ABSTRACT Accurate mutation detection assays are strongly needed for use in routine molecular pathology analyses to aid in the selection of patients with cancer for targeted therapy. The high-resolution melting (HRM) assay is an ideal prescreening tool, and SNaPshot analysis offers a straightforward genotyping system. Our present study was determined to compare these mutation testing methods on formalin-fixed, paraffin-embedded (FFPE) tumor-derived DNA. We compared the performance of HRM, followed by cycle sequencing (HRM-sequencing); multiplex PCR assay, followed by SNaPshot analysis (multiplex mutation assay); and a successor assay using HRM, followed by SNaPshot (HRM-SNaPshot) for mutation analysis of both KRAS (codon 12/13/61) and BRAF (codon 600/601). In a series of 195 FFPE-derived DNA specimens, a high genotypic concordance between HRM-sequencing and multiplex mutation assay was found (κ, 0.98; 95% CI, 0.94 to 1), underlining the potential of a combined HRM-SNaPshot approach. In reconstruction experiments, the analytical sensitivity of HRM-SNaPshot was twofold to fourfold higher than HRM-sequencing and multiplex mutation assay, respectively.
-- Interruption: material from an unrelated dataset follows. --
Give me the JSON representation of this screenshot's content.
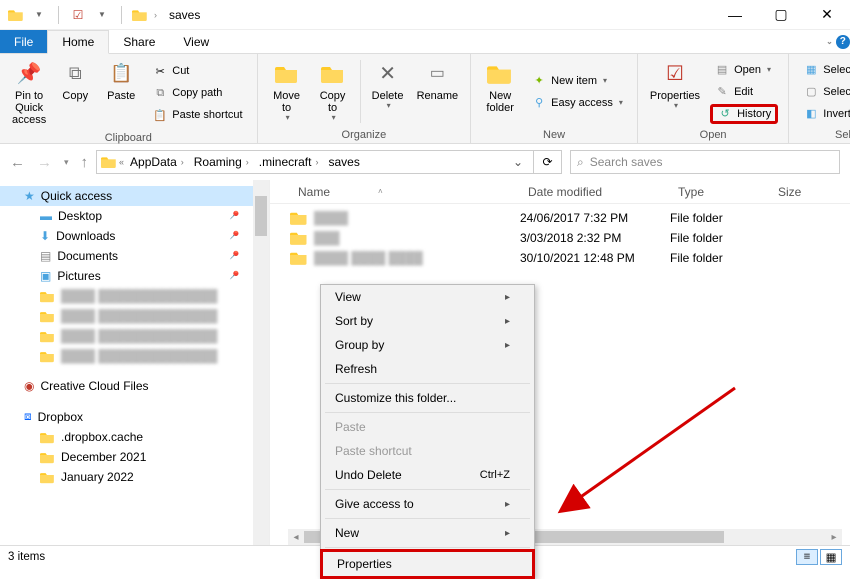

In addition, HRM-SNaPshot had a good performance rate (99%) on FFPE tumor-derived DNA, and mutation detection was highly concordant with the predecessor assays (κ for both, 0.98). The occurrence of BRAF and KRAS mutations is mutually exclusive. HRM-SNaPshot is an attractive method for mutation analysis in pathology, given its good performance rate on FFPE-derived DNA, high analytical sensitivity, and prescreening approach.